The United Nations Security Council’s Sanctions Committee on North Korea has accused the nation of money laundering through a Hong Kong-based Blockchain firm.
As per a report by a South Korean newspaper, the council investigated on various strategies reportedly used by the country to evade sanctions through cryptocurrencies and other means. Moreover, the report claims the north used the blockchain-based shipping and logistics firm Marine China to bypass international sanctions for laundering stolen cryptocurrency.

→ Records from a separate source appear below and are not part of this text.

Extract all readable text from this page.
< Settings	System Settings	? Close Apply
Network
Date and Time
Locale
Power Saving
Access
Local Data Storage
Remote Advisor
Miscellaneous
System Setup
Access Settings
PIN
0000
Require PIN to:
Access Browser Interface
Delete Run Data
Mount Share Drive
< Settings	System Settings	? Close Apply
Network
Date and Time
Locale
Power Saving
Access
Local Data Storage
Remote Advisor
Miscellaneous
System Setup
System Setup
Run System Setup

Furthermore, the company is reportedly owned by Julian Kim who goes by the alias Tony Walker. The report claims that Kim, the sole investor in the firm; hired another person to head the firm; as he tried to withdraw funds from banks in Singapore a couple of times.

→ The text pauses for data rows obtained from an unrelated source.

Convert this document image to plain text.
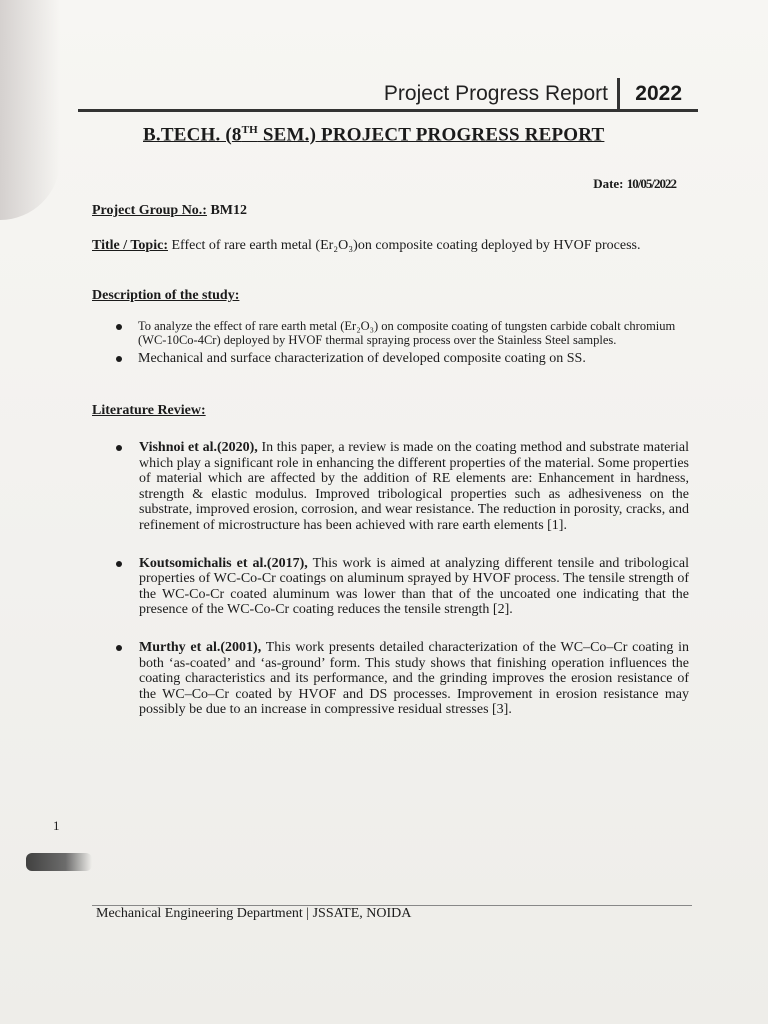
Project Progress Report 2022
B.TECH. (8TH SEM.) PROJECT PROGRESS REPORT
Date: 10/05/2022
Project Group No.: BM12
Title / Topic: Effect of rare earth metal (Er₂O₃)on composite coating deployed by HVOF process.
Description of the study:
To analyze the effect of rare earth metal (Er₂O₃) on composite coating of tungsten carbide cobalt chromium (WC-10Co-4Cr) deployed by HVOF thermal spraying process over the Stainless Steel samples.
Mechanical and surface characterization of developed composite coating on SS.
Literature Review:
Vishnoi et al.(2020), In this paper, a review is made on the coating method and substrate material which play a significant role in enhancing the different properties of the material. Some properties of material which are affected by the addition of RE elements are: Enhancement in hardness, strength & elastic modulus. Improved tribological properties such as adhesiveness on the substrate, improved erosion, corrosion, and wear resistance. The reduction in porosity, cracks, and refinement of microstructure has been achieved with rare earth elements [1].
Koutsomichalis et al.(2017), This work is aimed at analyzing different tensile and tribological properties of WC-Co-Cr coatings on aluminum sprayed by HVOF process. The tensile strength of the WC-Co-Cr coated aluminum was lower than that of the uncoated one indicating that the presence of the WC-Co-Cr coating reduces the tensile strength [2].
Murthy et al.(2001), This work presents detailed characterization of the WC–Co–Cr coating in both ‘as-coated’ and ‘as-ground’ form. This study shows that finishing operation influences the coating characteristics and its performance, and the grinding improves the erosion resistance of the WC–Co–Cr coated by HVOF and DS processes. Improvement in erosion resistance may possibly be due to an increase in compressive residual stresses [3].
1
Mechanical Engineering Department | JSSATE, NOIDA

Moreover, the country made it difficult to track the funds; by exchanging them to fiat through at least 5,000 separate transactions in several nations. Per the report, North Korea also uses a method called “spear-phishing” to launch precision attacks. The UN estimates 17 nations have been victims of these precision attacks over the past three years. This includes Bangladesh in 2016.
Additionally, the report claims North Korean hackers have devised a malicious code; to transfer stolen Bitcoin to a server at Pyongyang’s Kim II-Sung University.

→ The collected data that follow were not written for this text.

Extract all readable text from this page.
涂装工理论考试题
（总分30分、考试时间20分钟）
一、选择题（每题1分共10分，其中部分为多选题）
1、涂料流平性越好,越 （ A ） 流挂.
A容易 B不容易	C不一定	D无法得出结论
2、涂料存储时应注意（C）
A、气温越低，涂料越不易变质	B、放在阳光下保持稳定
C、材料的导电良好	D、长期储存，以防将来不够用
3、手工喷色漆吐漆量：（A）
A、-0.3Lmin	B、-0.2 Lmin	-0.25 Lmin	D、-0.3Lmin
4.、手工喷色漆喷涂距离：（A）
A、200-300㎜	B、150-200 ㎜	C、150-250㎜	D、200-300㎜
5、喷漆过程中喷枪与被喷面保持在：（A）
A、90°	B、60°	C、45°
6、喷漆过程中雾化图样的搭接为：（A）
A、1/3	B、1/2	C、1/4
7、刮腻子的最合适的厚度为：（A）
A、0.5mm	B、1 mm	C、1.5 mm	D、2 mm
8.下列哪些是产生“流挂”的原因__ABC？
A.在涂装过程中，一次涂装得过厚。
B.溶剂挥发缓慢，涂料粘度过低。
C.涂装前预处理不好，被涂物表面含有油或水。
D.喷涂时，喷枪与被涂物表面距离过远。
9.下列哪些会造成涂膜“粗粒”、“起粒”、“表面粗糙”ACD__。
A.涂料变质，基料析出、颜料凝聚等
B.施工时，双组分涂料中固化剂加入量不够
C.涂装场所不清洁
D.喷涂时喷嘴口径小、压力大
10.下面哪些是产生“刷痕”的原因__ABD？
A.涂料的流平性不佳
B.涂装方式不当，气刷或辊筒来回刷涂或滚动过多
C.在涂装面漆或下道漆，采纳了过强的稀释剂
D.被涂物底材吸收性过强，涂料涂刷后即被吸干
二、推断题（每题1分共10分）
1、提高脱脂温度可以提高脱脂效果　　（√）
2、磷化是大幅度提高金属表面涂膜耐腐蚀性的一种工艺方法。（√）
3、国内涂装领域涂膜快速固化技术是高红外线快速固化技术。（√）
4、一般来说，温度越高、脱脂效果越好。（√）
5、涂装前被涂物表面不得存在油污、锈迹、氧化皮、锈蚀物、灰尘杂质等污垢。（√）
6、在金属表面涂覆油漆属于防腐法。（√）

North Korea Has Refuted the Allegations
Previously, the UN had reported that the nation stole $2 billion from banks and cryptocurrency exchanges; through hackers to fund its weapons of mass destruction program. However, a spokesperson from the National Coordination Committee of the Democratic People’s Republic of Korea (DPRK); branded the allegations as “sheer lie”.
“Such a fabrication by the hostile forces is nothing but a sort of a nasty game aimed at tarnishing the image of our republic and finding justification for sanctions and pressure campaign against DPRK,” the spokesperson said.
In conclusion, North Korea is in the early stages of developing its own cryptocurrency to “avoid international sanctions and circumvent the U.S.-dominated global financial system.”